Mary thought he’d probably be relieved if someone was to suggest they stayed for the rest of the winter months in a bay like this one. But he wouldn’t suggest it himself for fear of looking cowardly. Also, he didn’t like the way the men acted towards his wife.
It had begun with James getting a splinter from an oar in his hand about a week into the voyage. Mary had dug it out and he kept calling her ‘Mother Mary’. Since then, every time someone had something wrong with them, they asked her opinion on it. To Mary, this was what anyone would expect – she was the only woman after all, and she’d picked up quite a lot of basic medical knowledge from Surgeon White, both on the
Charlotte
and in the settlement. But Will seemed to think it was because they had designs on her.
He had also made a fuss about how all of them, save William Moreton and himself, vied to be next to her in the boat, and took charge of Charlotte when she was feeding Emmanuel. Mary knew perfectly well that none of them did this as a prospective lover. It was just
brotherly, and maybe sitting next to her as she nursed Emmanuel reminded them of how it had been with their own mothers. Perhaps, too, they were weary of acting tough the way Will did all the time. Talking to her, they could drop their guard for a while. She couldn’t understand why Will saw anything more sinister in it.

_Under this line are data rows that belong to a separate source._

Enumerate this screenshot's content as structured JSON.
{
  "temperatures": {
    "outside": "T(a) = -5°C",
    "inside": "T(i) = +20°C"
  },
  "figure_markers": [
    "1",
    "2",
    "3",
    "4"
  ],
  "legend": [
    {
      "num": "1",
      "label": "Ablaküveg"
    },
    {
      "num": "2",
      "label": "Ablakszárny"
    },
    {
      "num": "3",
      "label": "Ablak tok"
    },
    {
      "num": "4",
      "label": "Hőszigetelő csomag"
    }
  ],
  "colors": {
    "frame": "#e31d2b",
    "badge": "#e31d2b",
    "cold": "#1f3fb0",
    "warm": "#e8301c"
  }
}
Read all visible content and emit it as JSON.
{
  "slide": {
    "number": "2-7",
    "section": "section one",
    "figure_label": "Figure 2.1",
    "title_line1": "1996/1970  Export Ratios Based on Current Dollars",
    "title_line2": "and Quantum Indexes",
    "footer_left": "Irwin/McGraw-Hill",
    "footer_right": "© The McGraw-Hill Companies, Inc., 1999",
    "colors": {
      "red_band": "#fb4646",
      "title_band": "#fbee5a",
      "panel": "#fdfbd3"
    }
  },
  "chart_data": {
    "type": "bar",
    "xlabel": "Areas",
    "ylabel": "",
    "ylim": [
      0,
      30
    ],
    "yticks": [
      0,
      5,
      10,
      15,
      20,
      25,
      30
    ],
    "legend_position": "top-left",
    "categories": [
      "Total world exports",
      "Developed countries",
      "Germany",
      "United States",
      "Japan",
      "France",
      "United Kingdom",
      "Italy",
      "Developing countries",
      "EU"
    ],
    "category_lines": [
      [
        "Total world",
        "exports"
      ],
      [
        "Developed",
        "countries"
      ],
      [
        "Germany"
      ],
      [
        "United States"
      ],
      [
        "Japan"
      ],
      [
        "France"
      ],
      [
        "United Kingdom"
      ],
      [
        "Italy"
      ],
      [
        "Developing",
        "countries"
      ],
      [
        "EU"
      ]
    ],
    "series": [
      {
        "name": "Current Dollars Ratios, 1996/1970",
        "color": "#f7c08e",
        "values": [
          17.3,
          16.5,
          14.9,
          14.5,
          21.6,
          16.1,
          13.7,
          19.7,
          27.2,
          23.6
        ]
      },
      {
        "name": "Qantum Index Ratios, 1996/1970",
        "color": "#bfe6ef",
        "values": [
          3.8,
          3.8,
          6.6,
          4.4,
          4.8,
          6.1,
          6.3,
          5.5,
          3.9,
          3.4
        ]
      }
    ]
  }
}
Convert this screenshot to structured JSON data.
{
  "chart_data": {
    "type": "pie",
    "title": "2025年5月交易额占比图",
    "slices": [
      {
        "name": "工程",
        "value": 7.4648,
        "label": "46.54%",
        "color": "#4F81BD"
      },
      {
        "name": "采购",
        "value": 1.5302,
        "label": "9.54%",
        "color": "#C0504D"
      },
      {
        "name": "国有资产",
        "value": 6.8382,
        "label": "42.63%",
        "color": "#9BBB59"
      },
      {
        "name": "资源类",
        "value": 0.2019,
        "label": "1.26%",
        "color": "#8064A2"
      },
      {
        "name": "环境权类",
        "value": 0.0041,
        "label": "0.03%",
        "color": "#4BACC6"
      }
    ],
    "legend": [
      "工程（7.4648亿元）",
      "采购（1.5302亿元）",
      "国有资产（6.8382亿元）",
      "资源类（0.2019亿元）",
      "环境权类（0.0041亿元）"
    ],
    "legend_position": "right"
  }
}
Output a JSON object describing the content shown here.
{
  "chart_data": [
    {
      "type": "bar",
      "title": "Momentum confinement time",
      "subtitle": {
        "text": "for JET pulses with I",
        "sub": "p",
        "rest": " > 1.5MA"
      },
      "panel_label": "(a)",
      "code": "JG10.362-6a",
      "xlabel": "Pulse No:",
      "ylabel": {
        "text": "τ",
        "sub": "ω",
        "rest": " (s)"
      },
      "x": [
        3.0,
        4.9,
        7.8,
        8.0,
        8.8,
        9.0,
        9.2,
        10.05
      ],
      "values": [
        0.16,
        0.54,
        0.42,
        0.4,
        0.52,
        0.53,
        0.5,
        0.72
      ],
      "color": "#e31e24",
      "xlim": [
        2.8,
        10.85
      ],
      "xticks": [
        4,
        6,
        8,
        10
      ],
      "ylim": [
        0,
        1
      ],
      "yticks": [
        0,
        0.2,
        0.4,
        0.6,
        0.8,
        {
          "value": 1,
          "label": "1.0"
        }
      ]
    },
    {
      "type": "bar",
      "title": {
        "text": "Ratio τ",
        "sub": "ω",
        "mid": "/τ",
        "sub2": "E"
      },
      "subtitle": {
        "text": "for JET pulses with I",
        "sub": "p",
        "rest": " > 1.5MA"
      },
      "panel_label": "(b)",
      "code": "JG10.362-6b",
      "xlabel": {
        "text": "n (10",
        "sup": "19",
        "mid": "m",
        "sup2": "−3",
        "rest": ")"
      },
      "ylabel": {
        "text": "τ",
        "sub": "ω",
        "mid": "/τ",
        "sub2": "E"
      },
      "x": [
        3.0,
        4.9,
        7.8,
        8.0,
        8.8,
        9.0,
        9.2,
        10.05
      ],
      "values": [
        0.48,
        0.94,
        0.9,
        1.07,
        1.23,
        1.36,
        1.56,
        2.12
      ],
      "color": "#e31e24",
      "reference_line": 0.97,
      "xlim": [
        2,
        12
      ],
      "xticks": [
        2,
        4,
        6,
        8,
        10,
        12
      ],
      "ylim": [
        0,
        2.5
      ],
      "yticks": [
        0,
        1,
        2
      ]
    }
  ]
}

Bill had confided in her that he’d been a brute to women in the past, but perhaps that was because his father had always hit his mother. Nat had admitted that he had allowed some of the sailors to use him like a woman on his transport ship, for it was the only way of obtaining extra food and getting out of the holds. Sam Bird had told Mary he stole rations from other people’s huts when things were really bad, and now he felt terribly ashamed.
She didn’t think any the less of the men for telling her these things, even if they were ugly. She felt shared confidences bound them closer together.
Once they were ashore, a shelter erected and a fire lit, Mary put Emmanuel into his sling, tied it around her, and leaving Charlotte playing on the beach where the men were hauling in the boat, she went off to look for things to eat.
She found some more sweet tea leaves, and some of the acid berries Surgeon White had set so much store by, but having failed to find any of the leaves that were like cabbage, she turned back.
All at once she saw a group of natives watching her from beneath a tree. She was momentarily alarmed as she
was some distance from the men, but she waved her hand, which the natives back in Sydney had seemed to understand as a friendly gesture, and smiled at them. She sensed they were just baffled by her, not hostile, so she walked back to the men on the beach.